The chancellor is expected to announce new funding for the NHS in the budget. HSJ’s finance senior correspondent Lawrence Dunhill highlights what to look out for and what the government will want in return.
There will almost certainly be a boost to the NHS revenue budget but this should be judged on its size, phasing and conditions.
In the short term (the next two years) the absolute minimum we can expect is for the NHS England budget to increase by an extra £314m in 2018-19 and another £231m in 2019-20, compared to the current spending plans.
These small uplifts would mean the Conservatives can claim to have met their manifesto commitment to increase in funding on a per person basis in each year of the parliament.
In the longer term, the manifesto pledged to increase NHS funding in real terms by £8bn by 2022-23, compared to this year’s budget (£109.5bn). This would effectively extend the settlement covering the five-year period to 2020-21, and could be met without a significant departure from current plans.
The phasing of new revenue funding is also a key variable – and whether it is frontloaded into 2018-19 and 2019-20, spread evenly over the five years or backloaded to the later years.
A frontloaded settlement would clearly be preferable for the NHS, as the budget would rise faster and the immediate need for increased funding could be addressed. However, if the overall settlement is insufficient, it would cause problems towards the end of the parliament.
Mind the ringfence
Another thing to watch is the extent to which these increases are paid for with “health” budgets that sit outside the NHS ringfence. The ringfence was tightened in 2015 to exclude anything outside NHS England, which has since enabled cuts of more than 20 per cent to things like public health, training and regulation.
Experts agree that we should look at the overall Department of Health budget (£123.7bn in 2017-18) when measuring NHS spending.
To answer the question of how much the overall DH budget needs to rise, health think tanks and NHS leaders point to projections published by the Office for Budget Responsibility, which take account of demographic and other cost pressures.
These projections imply increased real terms costs of £5bn in 2018-19, rising to £9bn (cumulatively) in 2019-20. In the longer term, they imply a £29bn increase by 2022-23, compared to 2017-18.
There is clearly a huge gap between this figure and the £8bn pledged in the manifesto, and the NHS would have to try to close this through increased productivity savings (ie: an extension of the £22bn savings challenge in the Five Year Forward View).
Squeezing corporate costs
One area that could be pinpointed for further cuts is the administration/corporate budgets of the commissioning system and national arm’s length bodies.
If clinical commissioning groups’ running costs are squeezed further it would hasten their consolidation and transition towards “accountable care systems”, which the government may be keen on.
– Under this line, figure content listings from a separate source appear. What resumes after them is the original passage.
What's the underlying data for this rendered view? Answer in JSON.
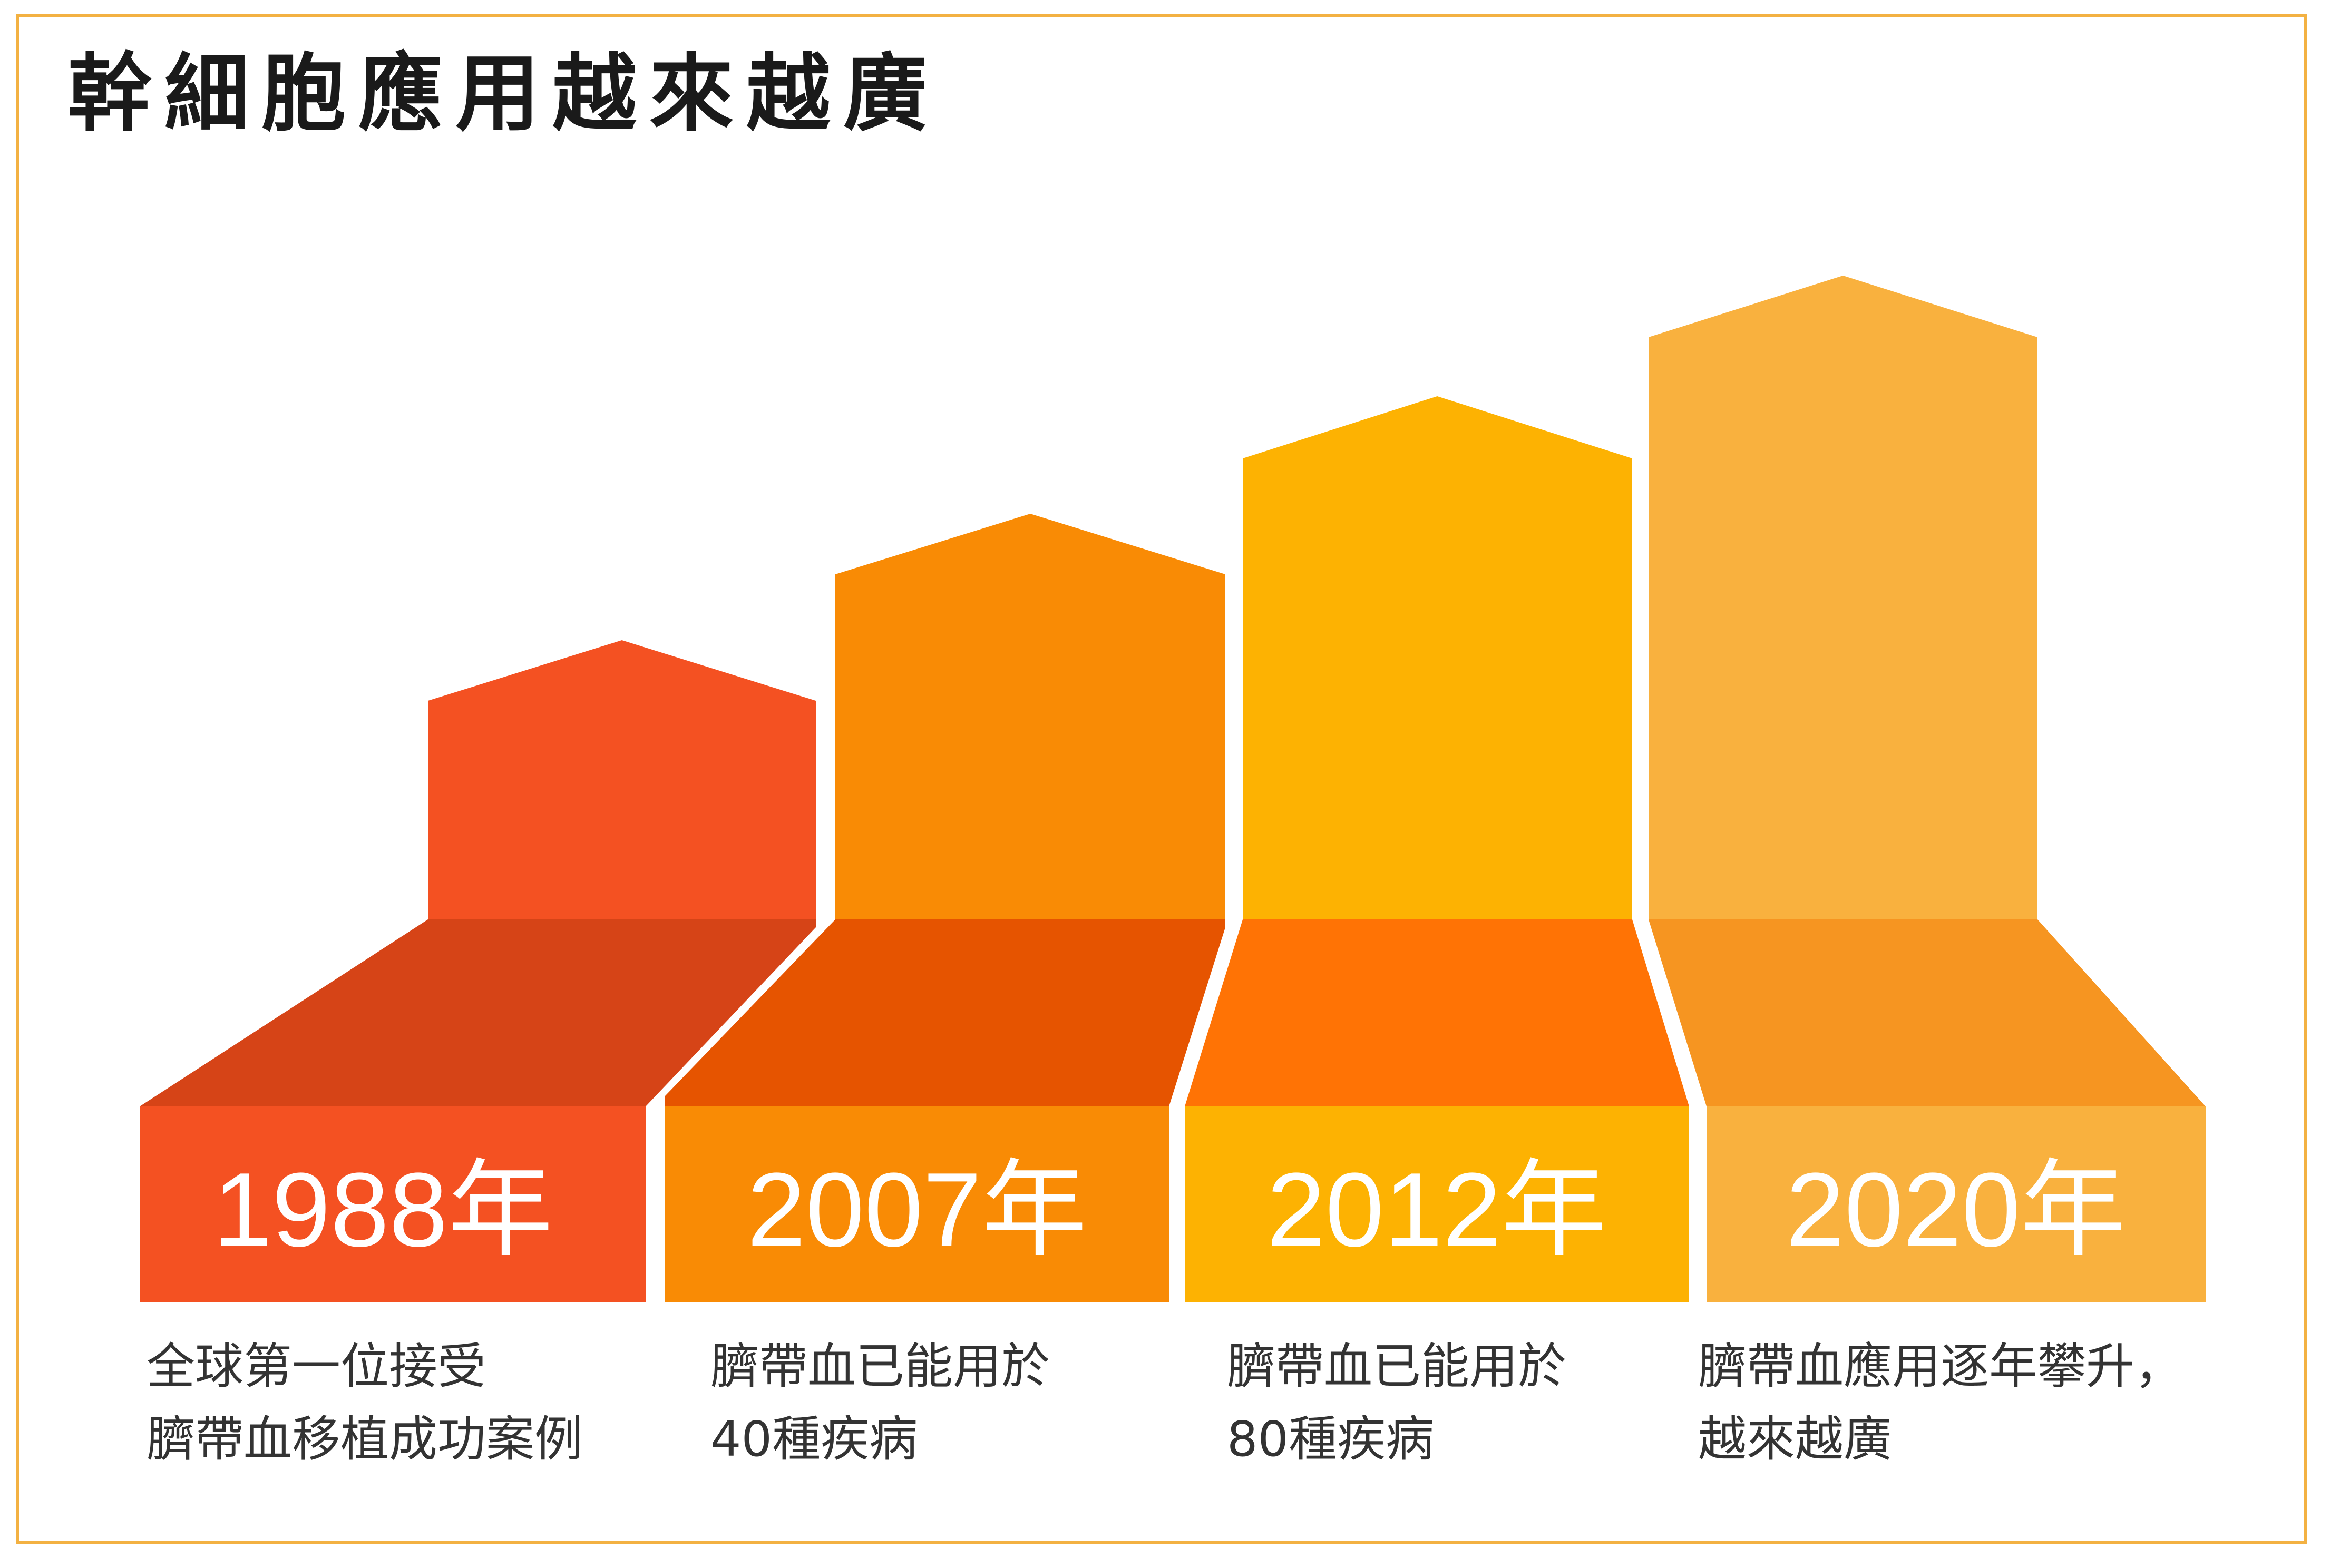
{
  "title": "幹細胞應用越來越廣",
  "milestones": [
    {
      "year": "1988年",
      "line1": "全球第一位接受",
      "line2": "臍帶血移植成功案例",
      "top_color": "#F45122",
      "floor_color": "#D64417",
      "base_color": "#F45122"
    },
    {
      "year": "2007年",
      "line1": "臍帶血已能用於",
      "line2": "40種疾病",
      "top_color": "#F98B05",
      "floor_color": "#E65400",
      "base_color": "#F98B05"
    },
    {
      "year": "2012年",
      "line1": "臍帶血已能用於",
      "line2": "80種疾病",
      "top_color": "#FDB202",
      "floor_color": "#FF7305",
      "base_color": "#FDB202"
    },
    {
      "year": "2020年",
      "line1": "臍帶血應用逐年攀升，",
      "line2": "越來越廣",
      "top_color": "#F9B13E",
      "floor_color": "#F69521",
      "base_color": "#F9B13E"
    }
  ]
}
There could also be an effort to squeeze admin costs within the provider sector, which was a recommendation in the Carter review.
NHS leaders say a significant uplift in revenue funding is needed simply to maintain current services and performance, but it would almost certainly come with renewed expectations from the government.
Ministers could, for example, stipulate that performance against the elective waiting standard needs to be recovered, which would carry significant costs.
Paying for a pay rise
Another obvious thing to look out for is pay, and to what extent the extra revenue funding would be expected to cover, or partly cover, an NHS pay rise of more than 1 per cent.
In October, Jeremy Hunt said the current cap on pay increases for NHS staff would be “scrapped”, but there has been uncertainty over how this would be funded, and when changes would happen.
Meanwhile, Simon Stevens and Jim Mackey have made clear that paying for this increase from the current funding envelope would not be possible.
The budget was expected to start answering these questions, but according to a piece in The Times today, it could be at least a year until we get more certainty.
As reported by HSJ earlier this month, NHS Employers and union leaders have agreed “broad principles” for reforming the Agenda for Change contract with an emphasis on the increment pay points and pay bands.
But amendments to AfC were put on hold until after the budget with senior sources saying negotiations could start if “significant” funds are released by the chancellor. If the Times story is right, there will not be new funding announced tomorrow.
Barring an unlikely U-turn from Philip Hammond, we know the capital budget is also going to be increased.
The important things to look for will be the size of the growth, the source of the funding and whether there are new strings attached.
On the size question, the Conservatives have said they will back the Naylor review, which said at least £10bn of extra capital resource is needed by 2021.
In contrast to revenue, this would be a one-off spending commitment spread across three years.
The report reckoned £6bn could be raised through land sales, with further cash potentially coming from private sources.
The best the NHS can probably hope for from the Treasury is an uplift of £4bn spread across the next three to four financial years.
But the uplift may come with new restrictions on foundation trusts, which are not bound by capital spending limits set down by national leaders and can spend cash on most projects without seeking approval.
Many FTs now struggle to do this, as they are not making surpluses to generate capital funds, but a significant number are flush with cash from the sustainability and transformation fund.
This creates a problem for the government, as FTs’ capital spending still scores against the national capital expenditure limit (£6.1bn in 2017-18) and all it can do about it is have NHS Improvement issue pleas for spending to be curbed.
Watch out for any new controls introduced around capital spending.